Les parcours scolaires constituent un enjeu capital, tout spécialement dans notre pays, dès lors que les diplômes régissent l’accès aux professions et sont donc le vecteur d’une possible mobilité sociale. Dans une société où tant les positions de départ (les familles des élèves) que les positions d’arrivée (visées pour les enfants) sont inégales, réaliser une véritable égalité des parcours reste un challenge. Pour esquisser quelques pistes d’action possibles, il faut partir des principaux mécanismes par lesquels se mettent en place les inégalités sociales de parcours scolaires.

Des inégalités d’acquisition précoces

Dès l’entrée en cours préparatoire, l’avantage des enfants de milieu favorisé est net dans les compétences qui vont être mobilisées dans l’apprentissage de la lecture (reconnaissance des lettres, maîtrise des concepts liés au temps…), parce que ces capacités ont fait l’objet d’apprentissages familiaux largement informels.
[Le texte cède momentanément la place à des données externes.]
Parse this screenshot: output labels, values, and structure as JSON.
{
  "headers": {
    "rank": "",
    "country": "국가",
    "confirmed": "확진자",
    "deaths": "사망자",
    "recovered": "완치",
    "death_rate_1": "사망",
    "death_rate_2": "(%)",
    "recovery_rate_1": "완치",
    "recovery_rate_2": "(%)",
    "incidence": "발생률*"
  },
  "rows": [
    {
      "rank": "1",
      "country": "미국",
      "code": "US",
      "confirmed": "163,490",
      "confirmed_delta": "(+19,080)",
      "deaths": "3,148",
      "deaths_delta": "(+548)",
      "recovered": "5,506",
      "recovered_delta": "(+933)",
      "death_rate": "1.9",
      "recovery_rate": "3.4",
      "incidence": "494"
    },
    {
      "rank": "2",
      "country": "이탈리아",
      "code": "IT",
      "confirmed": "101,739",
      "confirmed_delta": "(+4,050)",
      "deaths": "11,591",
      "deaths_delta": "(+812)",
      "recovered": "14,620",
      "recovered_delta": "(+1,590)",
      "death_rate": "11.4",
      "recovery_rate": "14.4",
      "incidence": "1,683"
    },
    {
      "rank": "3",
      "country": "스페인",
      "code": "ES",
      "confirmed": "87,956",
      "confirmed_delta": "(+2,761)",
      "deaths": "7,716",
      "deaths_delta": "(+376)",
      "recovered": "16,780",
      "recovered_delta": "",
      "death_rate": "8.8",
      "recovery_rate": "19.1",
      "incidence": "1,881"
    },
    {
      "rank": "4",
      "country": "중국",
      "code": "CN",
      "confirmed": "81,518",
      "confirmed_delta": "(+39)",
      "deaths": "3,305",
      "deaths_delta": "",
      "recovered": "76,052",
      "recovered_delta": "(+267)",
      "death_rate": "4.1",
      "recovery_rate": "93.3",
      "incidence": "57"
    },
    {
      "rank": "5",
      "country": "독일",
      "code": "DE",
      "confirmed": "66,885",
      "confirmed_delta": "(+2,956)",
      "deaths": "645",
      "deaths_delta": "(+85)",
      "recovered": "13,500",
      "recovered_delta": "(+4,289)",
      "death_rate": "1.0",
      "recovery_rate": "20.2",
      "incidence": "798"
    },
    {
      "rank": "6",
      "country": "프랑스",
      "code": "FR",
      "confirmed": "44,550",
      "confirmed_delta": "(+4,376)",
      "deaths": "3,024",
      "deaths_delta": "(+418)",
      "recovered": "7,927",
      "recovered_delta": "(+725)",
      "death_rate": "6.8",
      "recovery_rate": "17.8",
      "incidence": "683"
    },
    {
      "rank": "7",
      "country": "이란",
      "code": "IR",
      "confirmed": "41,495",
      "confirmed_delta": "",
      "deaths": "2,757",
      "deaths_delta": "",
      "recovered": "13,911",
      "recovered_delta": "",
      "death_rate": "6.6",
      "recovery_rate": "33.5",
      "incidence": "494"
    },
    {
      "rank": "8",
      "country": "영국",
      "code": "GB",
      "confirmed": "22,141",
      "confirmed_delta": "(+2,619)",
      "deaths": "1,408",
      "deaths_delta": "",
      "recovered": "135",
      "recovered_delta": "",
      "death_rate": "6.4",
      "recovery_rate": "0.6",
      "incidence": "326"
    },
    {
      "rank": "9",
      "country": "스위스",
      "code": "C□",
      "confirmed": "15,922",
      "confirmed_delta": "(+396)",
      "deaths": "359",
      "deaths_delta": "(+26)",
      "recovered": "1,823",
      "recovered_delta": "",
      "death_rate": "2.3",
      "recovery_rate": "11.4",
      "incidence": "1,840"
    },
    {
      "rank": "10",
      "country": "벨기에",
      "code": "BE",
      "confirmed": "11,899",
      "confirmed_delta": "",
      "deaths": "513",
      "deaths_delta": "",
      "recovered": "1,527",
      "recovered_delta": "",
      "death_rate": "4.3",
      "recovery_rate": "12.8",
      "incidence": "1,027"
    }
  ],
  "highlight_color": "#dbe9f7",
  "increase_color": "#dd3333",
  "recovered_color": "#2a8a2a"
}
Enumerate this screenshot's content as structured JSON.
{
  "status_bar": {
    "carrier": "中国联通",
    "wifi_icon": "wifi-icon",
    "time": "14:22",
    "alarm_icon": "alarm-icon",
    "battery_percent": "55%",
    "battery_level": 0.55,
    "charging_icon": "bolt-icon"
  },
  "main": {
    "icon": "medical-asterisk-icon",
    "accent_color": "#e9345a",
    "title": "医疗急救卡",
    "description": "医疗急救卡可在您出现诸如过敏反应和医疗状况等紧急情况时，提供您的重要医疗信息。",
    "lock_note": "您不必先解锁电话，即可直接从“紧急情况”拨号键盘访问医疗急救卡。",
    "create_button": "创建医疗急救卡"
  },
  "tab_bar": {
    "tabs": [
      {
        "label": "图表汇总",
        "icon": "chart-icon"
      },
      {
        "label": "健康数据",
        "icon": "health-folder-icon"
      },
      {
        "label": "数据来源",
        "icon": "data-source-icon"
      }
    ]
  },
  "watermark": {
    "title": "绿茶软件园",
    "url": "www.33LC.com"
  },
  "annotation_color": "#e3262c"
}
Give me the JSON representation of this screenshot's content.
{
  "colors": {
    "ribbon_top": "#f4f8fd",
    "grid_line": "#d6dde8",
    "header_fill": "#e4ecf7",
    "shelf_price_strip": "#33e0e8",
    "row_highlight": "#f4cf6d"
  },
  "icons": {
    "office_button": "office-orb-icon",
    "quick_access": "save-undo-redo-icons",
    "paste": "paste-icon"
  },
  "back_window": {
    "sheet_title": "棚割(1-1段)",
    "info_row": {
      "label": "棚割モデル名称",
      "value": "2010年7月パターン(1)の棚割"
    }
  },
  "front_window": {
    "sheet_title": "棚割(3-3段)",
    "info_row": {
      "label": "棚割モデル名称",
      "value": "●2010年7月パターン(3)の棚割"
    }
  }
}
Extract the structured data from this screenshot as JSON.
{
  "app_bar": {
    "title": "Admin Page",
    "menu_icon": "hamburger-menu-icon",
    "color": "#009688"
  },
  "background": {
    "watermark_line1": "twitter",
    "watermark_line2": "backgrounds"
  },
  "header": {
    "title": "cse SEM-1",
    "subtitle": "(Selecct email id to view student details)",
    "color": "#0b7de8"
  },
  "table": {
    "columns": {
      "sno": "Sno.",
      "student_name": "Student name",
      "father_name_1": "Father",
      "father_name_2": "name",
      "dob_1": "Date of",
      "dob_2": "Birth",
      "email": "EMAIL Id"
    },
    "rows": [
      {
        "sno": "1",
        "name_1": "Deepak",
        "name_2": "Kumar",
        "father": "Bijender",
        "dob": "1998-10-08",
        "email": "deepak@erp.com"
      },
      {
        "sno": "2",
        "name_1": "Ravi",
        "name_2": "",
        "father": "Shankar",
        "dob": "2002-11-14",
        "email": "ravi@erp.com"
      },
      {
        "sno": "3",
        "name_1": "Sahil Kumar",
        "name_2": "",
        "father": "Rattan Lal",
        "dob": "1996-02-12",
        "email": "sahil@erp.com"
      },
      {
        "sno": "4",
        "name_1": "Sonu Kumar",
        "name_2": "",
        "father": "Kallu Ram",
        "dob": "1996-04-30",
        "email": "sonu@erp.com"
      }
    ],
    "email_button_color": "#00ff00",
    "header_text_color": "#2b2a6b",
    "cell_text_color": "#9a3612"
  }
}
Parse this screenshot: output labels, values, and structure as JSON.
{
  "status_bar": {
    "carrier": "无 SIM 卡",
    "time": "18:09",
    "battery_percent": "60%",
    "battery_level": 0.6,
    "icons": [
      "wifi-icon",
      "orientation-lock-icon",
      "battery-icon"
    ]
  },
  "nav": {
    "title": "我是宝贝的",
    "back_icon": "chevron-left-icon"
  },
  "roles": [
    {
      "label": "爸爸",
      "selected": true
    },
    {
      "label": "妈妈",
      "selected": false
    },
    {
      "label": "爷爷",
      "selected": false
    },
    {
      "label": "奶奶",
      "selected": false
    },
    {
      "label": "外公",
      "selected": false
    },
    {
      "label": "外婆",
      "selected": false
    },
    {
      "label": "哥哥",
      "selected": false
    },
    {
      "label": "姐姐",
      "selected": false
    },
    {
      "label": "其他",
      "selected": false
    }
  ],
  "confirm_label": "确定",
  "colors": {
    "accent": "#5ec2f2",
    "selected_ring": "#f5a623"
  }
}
Ces inégalités découlent non seulement de la diversité des pratiques éducatives des familles et de leur impact sur le développement cognitif et langagier de l’enfant, mais aussi des conditions matérielles de vie ; ainsi le surpeuplement du logement affecte significativement les difficultés scolaires.

Pour contrer ces inégalités sociales précoces qui plombent tout le cursus ultérieur, deux grandes directions doivent être suivies. La première concerne les familles : si tous les enfants pouvaient grandir dans des environnements familiaux d’égale qualité, la tâche de l’école serait bien plus facile. La seconde est du ressort de l’école : c’est sa responsabilité que de tout faire pour éradiquer les difficultés d’apprentissage dès qu’elles se présentent. Elle doit expérimenter les dispositifs qui fonctionnent chez nos voisins européens, avec notamment des aides individualisées apportées par les maîtres, sans se décharger sur des spécialistes extérieurs (comme les associations ou les personnels paramédicaux), et une vigoureuse politique de discrimination positive qui irait au-delà de la politique actuelle d’éducation prioritaire.

Le rôle des programmes

Au collège, alors que les élèves entrent en sixième avec des niveaux inégaux selon leur origine sociale, les plus forts progressent davantage que les plus faibles ; dans la mesure où les élèves de milieu populaire abordent le collège avec un niveau plus faible, les inégalités sociales s’en trouvent creusées, avec, de plus, des notations-sanctions qui les enfoncent davantage. Ceci résulte pour une part du contenu des programmes, largement hérités, malgré des évolutions significatives, d’une époque où seule une frange socialement triée d’élèves accédait au secondaire. Il faut donc aussi repenser ces programmes.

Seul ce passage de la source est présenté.